# Is the Navigation System Worth It?



## ultimate_drive (Apr 25, 2003)

I was speaking with an acquaintance that has an M3 and he says that the BMW navigation system in incredible...even better than an aftermarket one. Any suggestions as to whether I should get the BMW Navigation system or get a flip-up head unit with aftermarket navigation? If the BMW Navigation is recommended, can I have the navigation system without having BMW assist? I don't want that "shark fin" at the end of my roof because I plan on putting on a Hamann air defuser.


----------



## Kewl X5 (Apr 6, 2002)

Cheaper to go with BMW's own NAV system. The current NAV uses DVD and it is acceptable. Other makes may have a better NAV system interface, but you dont' get the integration with BMW system if you go aftermarket. You still can add TV via NavTV.com or TVonNAV.com to the BMW's NAV system.

Whether you get NAV or not, you'll probably will have no choice on BMW assist for 2005 (you'll have to check with the dealer). In the 2004 model, BMW assist was an option (it was part of the Premium package). I ordered everything in the premium package separately sans BMW assist, hence I got oval rearview mirror and no shark fin. The BMW NAV antenna is hidden underneath the rear parcel shelf area. The shark fin is for BMW assist.



ultimate_drive said:


> I was speaking with an acquaintance that has an M3 and he says that the BMW navigation system in incredible...even better than an aftermarket one. Any suggestions as to whether I should get the BMW Navigation system or get a flip-up head unit with aftermarket navigation? If the BMW Navigation is recommended, can I have the navigation system without having BMW assist? I don't want that "shark fin" at the end of my roof because I plan on putting on a Hamann air defuser.


----------



## Pinecone (Apr 3, 2002)

Sorry, but BMW's nav is HORRIBLE. I you want built in, go with it. But if youwant a better nav system, and to save some money, just buy a Garmin 2620 (or even a 2610).
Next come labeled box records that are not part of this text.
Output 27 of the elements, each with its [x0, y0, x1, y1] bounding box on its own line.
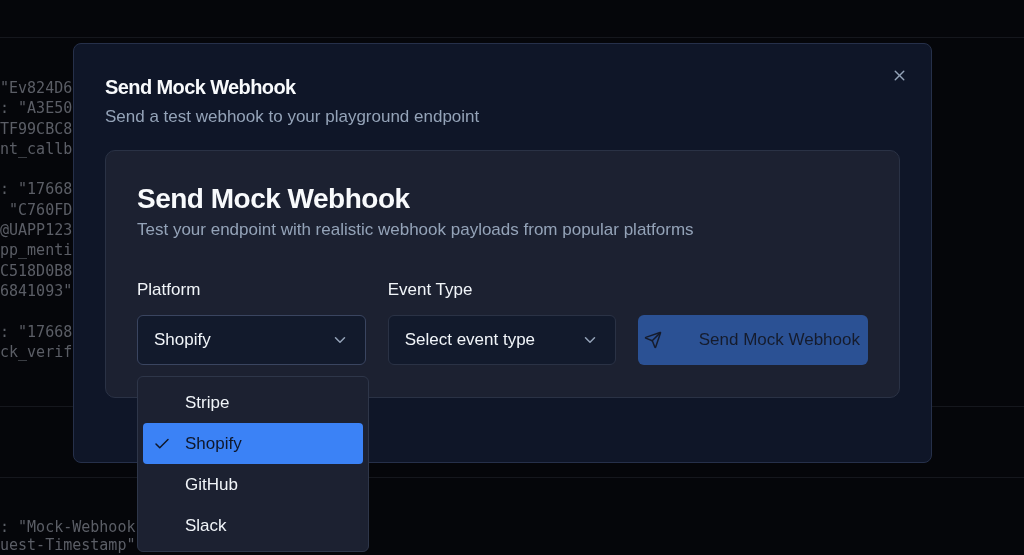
- code-line: : "17668: [0, 179, 73, 200]
- code-line: : "17668: [0, 321, 73, 342]
- code-line: TF99CBC8: [0, 118, 73, 139]
- field-label: Event Type: [387, 279, 474, 301]
- code-line: C518D0B8: [0, 260, 73, 281]
- dropdown-option[interactable]: GitHub: [143, 464, 363, 505]
- dropdown-option[interactable]: Slack: [143, 505, 363, 546]
- field-label: Platform: [137, 279, 202, 301]
- code-line: : "A3E50: [0, 98, 73, 119]
- dropdown-option[interactable]: Stripe: [143, 382, 363, 423]
- code-line: nt_callb: [0, 138, 73, 160]
- code-line: pp_menti: [0, 240, 73, 261]
- code-line: "C760FD: [8, 199, 73, 221]
- select-field[interactable]: Select event type: [387, 315, 617, 365]
- select-field[interactable]: Shopify: [137, 315, 366, 365]
- dropdown-option[interactable]: Shopify: [143, 423, 363, 464]
- dialog-subtitle: Send a test webhook to your playground endpoint: [105, 106, 481, 128]
- code-line: : "Mock-Webhook: [0, 518, 136, 536]
- dialog-title: Send Mock Webhook: [105, 75, 297, 100]
- card-title: Send Mock Webhook: [137, 182, 411, 216]
- code-line: 6841093": [0, 280, 73, 302]
- code-line: @UAPP123: [0, 220, 73, 241]
- code-line: uest-Timestamp": [0, 536, 136, 554]
- code-line: ck_verif: [0, 341, 73, 363]
- card-description: Test your endpoint with realistic webhook payloads from popular platforms: [137, 219, 695, 241]
- send-icon: [644, 331, 663, 349]
- code-line: "Ev824D6: [0, 78, 73, 99]
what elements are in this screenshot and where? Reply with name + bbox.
The Garmin 2620 has the entire US on a micro drive. Updateable via your computer. Touch screen, great logical interface. Customizeable display. And best of all, portable, so you can take it with you on trips and use it in rental cars.

The 2610 uses CF cards, a 2MB card will hold the entire US, slihgt software differences.

If you want to include DR based on speed, go with the 2660 or 2650. But they have to tap into speed sensor and reverse light.

A good friend got nav in his car and I spent some time playing with it. I was NOT impressed. I will stick with my Garmin.

BTW 2620 is under $1000 street price. I buy mine from www.gpsdiscount.com


----------



## ultimate_drive (Apr 25, 2003)

Kewl X5 said:


> Cheaper to go with BMW's own NAV system. The current NAV uses DVD and it is acceptable. Other makes may have a better NAV system interface, but you dont' get the integration with BMW system if you go aftermarket. You still can add TV via NavTV.com or TVonNAV.com to the BMW's NAV system.
> 
> Whether you get NAV or not, you'll probably will have no choice on BMW assist for 2005 (you'll have to check with the dealer). In the 2004 model, BMW assist was an option (it was part of the Premium package). I ordered everything in the premium package separately sans BMW assist, hence I got oval rearview mirror and no shark fin. The BMW NAV antenna is hidden underneath the rear parcel shelf area. The shark fin is for BMW assist.


Do you know if the TV antenna for the TVonNav.com is visable once installed? I checked on the site and the gallery only showed the parts and not the installed unit.


----------



## liuk3 (May 3, 2004)

Pinecone said:


> Sorry, but BMW's nav is HORRIBLE. I you want built in, go with it. But if youwant a better nav system, and to save some money, just buy a Garmin 2620 (or even a 2610).
> 
> The Garmin 2620 has the entire US on a micro drive. Updateable via your computer. Touch screen, great logical interface. Customizeable display. And best of all, portable, so you can take it with you on trips and use it in rental cars.
> 
> ...


Where do you put your street pilot in your car? Have you heard anything about the Tom Tom Go in comparison?


----------



## Pinecone (Apr 3, 2002)

liuk3 said:


> Where do you put your street pilot in your car? Have you heard anything about the Tom Tom Go in comparison?


I stuck the mount just over the center vent. That way it is easy to see and easy to reach. But the 26xx series does have an IR remote, so you could mount it futher forward, but I found that took my eyes off the road more than using the touch screen.

And that is another point. The BMW nav is down well below your line of sight. So looking at it or changing things takes your eyes down intothe cockpit. The teh Garmin you eyes are still looking up enough to catch movement.

Garmin has been in the GPS business since the very beginnings. They are very popular units in boating and one of the best in the aviation field. I like their interface, there display of info and the overall size of the unit.

They have done some things over the years that bugged me, but they have nice products.


----------



## shaun132 (Jul 25, 2004)

Get the Pioneer AVIC-N1


----------



## Jim in Oregon (Dec 23, 2001)

I've had the nav in my last 5 BMW's and I love it. DVD driven and split screen with directions or computer functions showing (temp, mpg1,mpg2, ave speed, ....). Also with Bluetooth kit and phone all the functions are hands off with phone address book showing. Nav and phone commands are voice activated. I love it....$1800.


----------



## Pinecone (Apr 3, 2002)

Have you used any other nav?

You will be happy with what you have, until you try something better.

With BT module, your phone book shows up on the radio display, voice command your phone. And temp and stuff is shown on the insstrument cluster.


----------